The Apple TV, a device people watch on screens ranging from 40 inches to over 100 inches, has never let you change how big the text on screen actually appears.
One size, for every couch distance, every eyesight situation, every living room setup. That’s about to change. Apple quietly confirmed this week that tvOS 27 will introduce a system-wide Larger Text setting.
The announcement came tucked inside a broader accessibility preview, which is probably why it didn’t get the attention it deserves.
But for anyone who squints at their screen from across the room or has low vision, this is genuinely useful news.
What makes this feel overdue is that iPhones and iPads have had Dynamic Type for years. You can scale text across the entire iOS interface with a single slider.

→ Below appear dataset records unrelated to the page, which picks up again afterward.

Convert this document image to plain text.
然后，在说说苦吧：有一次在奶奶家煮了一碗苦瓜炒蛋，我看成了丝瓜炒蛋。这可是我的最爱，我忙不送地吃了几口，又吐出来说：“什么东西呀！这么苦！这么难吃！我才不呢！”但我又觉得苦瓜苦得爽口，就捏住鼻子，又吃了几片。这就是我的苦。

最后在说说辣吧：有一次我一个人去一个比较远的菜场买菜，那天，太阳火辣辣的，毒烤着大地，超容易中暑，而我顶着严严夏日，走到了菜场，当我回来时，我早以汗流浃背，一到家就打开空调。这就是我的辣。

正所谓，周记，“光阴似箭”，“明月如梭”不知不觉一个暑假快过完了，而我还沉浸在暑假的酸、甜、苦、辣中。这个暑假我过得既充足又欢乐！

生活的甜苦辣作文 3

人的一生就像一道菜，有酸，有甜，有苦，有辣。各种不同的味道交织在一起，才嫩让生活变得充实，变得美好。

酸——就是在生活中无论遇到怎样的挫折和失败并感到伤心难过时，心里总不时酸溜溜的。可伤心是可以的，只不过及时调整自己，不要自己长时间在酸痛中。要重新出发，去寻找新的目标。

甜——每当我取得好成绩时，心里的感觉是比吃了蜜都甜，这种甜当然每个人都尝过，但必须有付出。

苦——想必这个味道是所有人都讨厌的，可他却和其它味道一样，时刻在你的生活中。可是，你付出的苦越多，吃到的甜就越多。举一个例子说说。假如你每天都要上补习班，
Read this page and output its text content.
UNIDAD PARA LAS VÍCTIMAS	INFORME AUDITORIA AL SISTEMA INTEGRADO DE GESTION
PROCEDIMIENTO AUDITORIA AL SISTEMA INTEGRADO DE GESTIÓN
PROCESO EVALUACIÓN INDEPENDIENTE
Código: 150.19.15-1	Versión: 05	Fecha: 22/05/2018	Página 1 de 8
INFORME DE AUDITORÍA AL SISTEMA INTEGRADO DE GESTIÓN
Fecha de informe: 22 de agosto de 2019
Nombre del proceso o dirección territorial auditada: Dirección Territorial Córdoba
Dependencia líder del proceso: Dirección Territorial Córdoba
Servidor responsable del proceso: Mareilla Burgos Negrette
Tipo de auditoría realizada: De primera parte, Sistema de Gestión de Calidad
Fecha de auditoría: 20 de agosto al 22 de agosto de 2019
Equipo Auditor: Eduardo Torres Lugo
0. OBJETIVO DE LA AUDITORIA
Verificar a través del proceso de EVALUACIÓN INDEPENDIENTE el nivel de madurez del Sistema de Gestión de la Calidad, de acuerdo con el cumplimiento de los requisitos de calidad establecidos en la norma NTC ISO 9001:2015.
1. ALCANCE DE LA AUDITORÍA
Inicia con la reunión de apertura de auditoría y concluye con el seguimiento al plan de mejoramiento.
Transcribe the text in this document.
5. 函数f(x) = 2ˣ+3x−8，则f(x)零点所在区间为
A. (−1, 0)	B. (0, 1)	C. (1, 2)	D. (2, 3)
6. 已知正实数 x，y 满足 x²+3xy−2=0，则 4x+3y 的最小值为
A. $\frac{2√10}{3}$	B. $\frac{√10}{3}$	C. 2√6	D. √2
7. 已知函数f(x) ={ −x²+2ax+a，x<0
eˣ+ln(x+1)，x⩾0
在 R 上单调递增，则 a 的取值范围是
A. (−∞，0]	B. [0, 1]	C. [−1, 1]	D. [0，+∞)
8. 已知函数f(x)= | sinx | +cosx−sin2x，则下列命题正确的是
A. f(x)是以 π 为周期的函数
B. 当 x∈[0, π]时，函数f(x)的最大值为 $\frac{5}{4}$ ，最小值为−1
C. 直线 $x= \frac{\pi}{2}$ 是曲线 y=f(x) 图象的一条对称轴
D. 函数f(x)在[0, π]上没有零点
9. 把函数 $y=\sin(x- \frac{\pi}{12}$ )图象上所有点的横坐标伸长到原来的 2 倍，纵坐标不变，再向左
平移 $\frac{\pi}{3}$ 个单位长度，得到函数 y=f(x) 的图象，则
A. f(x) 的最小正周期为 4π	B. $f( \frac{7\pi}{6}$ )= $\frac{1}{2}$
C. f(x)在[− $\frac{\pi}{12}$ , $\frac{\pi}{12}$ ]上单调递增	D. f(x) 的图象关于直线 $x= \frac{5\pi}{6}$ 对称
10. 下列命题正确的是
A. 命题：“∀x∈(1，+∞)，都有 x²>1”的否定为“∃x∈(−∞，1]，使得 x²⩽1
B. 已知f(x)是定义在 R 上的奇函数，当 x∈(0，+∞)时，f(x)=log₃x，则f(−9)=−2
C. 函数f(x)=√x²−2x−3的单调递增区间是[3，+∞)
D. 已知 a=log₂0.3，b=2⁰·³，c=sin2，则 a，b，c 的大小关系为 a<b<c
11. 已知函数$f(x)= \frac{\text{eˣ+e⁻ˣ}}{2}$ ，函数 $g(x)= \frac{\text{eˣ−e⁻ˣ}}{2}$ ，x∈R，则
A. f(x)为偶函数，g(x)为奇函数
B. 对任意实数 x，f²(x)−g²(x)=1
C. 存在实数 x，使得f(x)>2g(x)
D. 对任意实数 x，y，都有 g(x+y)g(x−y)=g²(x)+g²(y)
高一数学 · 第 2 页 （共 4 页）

The Apple TV, somehow, never got that treatment. Bold Text existed as a workaround, and a Hover Text option could briefly enlarge the selected item, but a real, persistent, global text-size control was still missing from the product.
Apple’s comparison screenshots make the difference look significant. Menus and labels that were previously too small to read without leaning forward become clearly legible at a comfortable viewing distance.
For people with vision impairments watching from a standard sofa distance, this seems like the kind of change that makes the device actually usable rather than just tolerable.
For context, details on tvOS 27 have been unusually scarce ahead of WWDC. Part of the reason might be that the new Apple TV 4K hardware is reportedly waiting on an updated version of Siri before it can ship, leaving the software side with little to show off.
This Larger Text feature stands out partly because it’s one of the only confirmed additions so far.
WWDC kicks off next month, and whatever else tvOS 27 brings, at least one change arriving with it is the kind that quietly improves daily use in a way you’d notice every single time you turn your Apple TV on.